About
Josh Von Korff is a Lecturer in the Faculty of Computing & Data Sciences (CDS) in support of the online MS in Data Science (OMDS) Program. Prior to joining BU, Josh was a data scientist in industry for three years, including one year as a data science consultant.Can you share a little about your academic background and what led you to specialize in your current field?
Most recently, I have been a data scientist in industry. I enjoy data science partly because it is an application of mathematics to the real world. I like math, and data science is an extremely useful way to apply math. Data science helps businesses and academics to achieve their goals. For this reason, over the course of my career I’ve moved toward more practice disciplines like data science.
I have studied and published in a number of topics. I’ve written about sequences in the field of combinatorics and entanglement and information in the field of theoretical quantum computing. I worked on the Stardust@home project to distribute the detection of interstellar dust grains among many volunteers. My PhD dissertation involved a volunteer computing project: Astropulse. In this project, I searched for transient (non-repeating) radio signals from various sources - such as pulsars or exploding black holes.
Later, I have studied physics education research - a field in which we study how to teach physics better. I studied how to explain calculus to students in the context of physics, including layers (Riemann sums) and representations (tables, equations, graphs, and diagrams). I also studied infinitesimals used for integration. I investigated different ways of teaching physics labs, such as the practice of revisiting the same question from different perspectives.
What is your involvement with the OMDS program?
I am a lecturer teaching the AI for Leaders and Data Science Capstone courses, in which students will find and explore datasets, then use models to select and investigate questions about the data. Students will address how these questions are important in industry and important to them personally.
I am also teaching the Mathematical Foundations of Data Science course, and the Experimental Design and Causality course.
What are the main focuses of your current research, and what impact do you hope to achieve in your field?
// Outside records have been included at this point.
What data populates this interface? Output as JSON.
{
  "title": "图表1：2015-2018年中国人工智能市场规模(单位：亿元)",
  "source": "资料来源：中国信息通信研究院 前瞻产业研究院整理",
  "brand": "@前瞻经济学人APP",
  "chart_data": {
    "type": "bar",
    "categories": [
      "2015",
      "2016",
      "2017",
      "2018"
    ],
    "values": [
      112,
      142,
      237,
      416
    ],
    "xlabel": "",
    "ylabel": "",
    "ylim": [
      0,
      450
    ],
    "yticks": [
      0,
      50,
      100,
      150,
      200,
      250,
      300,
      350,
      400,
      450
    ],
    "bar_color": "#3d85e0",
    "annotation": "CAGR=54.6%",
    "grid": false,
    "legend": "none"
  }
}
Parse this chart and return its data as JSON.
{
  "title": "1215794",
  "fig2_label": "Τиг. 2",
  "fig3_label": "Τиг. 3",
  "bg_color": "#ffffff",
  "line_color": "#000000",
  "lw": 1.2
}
As a lecturer, I hope to prepare students for work in industry or academia. I would like students to develop:1. A conceptual understanding of data science and statistics ideas.
2. An ability to clean and manipulate data.
3. An ability to perform exploratory data analysis.
4. An ability to implement data science models in code.
5. An ability to visualize data.
6. An ability to measure and report on the performance of models.
7. An understanding of data ethics.
8. Practice with collaboration and teamwork.
All of these goals are interrelated with each other - and with the other modules in the program. I have studied education for many years, but there is always room to grow and improve; it is important to me to continue to grow as a teacher.
Which courses do you teach at BU Computing & Data Sciences, and what do you enjoy most about teaching these subjects?
In the current semester, I am teaching the first semester of the AI for Leaders/Capstone sequence. My favorite part of this first semester is that students will get a chance to perform their own research in the sense of locating and analyzing datasets of their choice. It’s by engaging in a project that students will learn about the practice of data science.Which recent developments in your field do you find particularly exciting? How have they influenced your work and teaching?
Data science education is a newly important discipline. The Journal of Statistics Education changed its name to the Journal of Statistics and Data Science Education in 2021. I am excited to be present near the beginning of this relatively new field and to apply it to my teaching. I believe that there is a continuity between my experience in physics education research with the field of data science education. For example, the value of student participation and interactive engagement is important in both disciplines.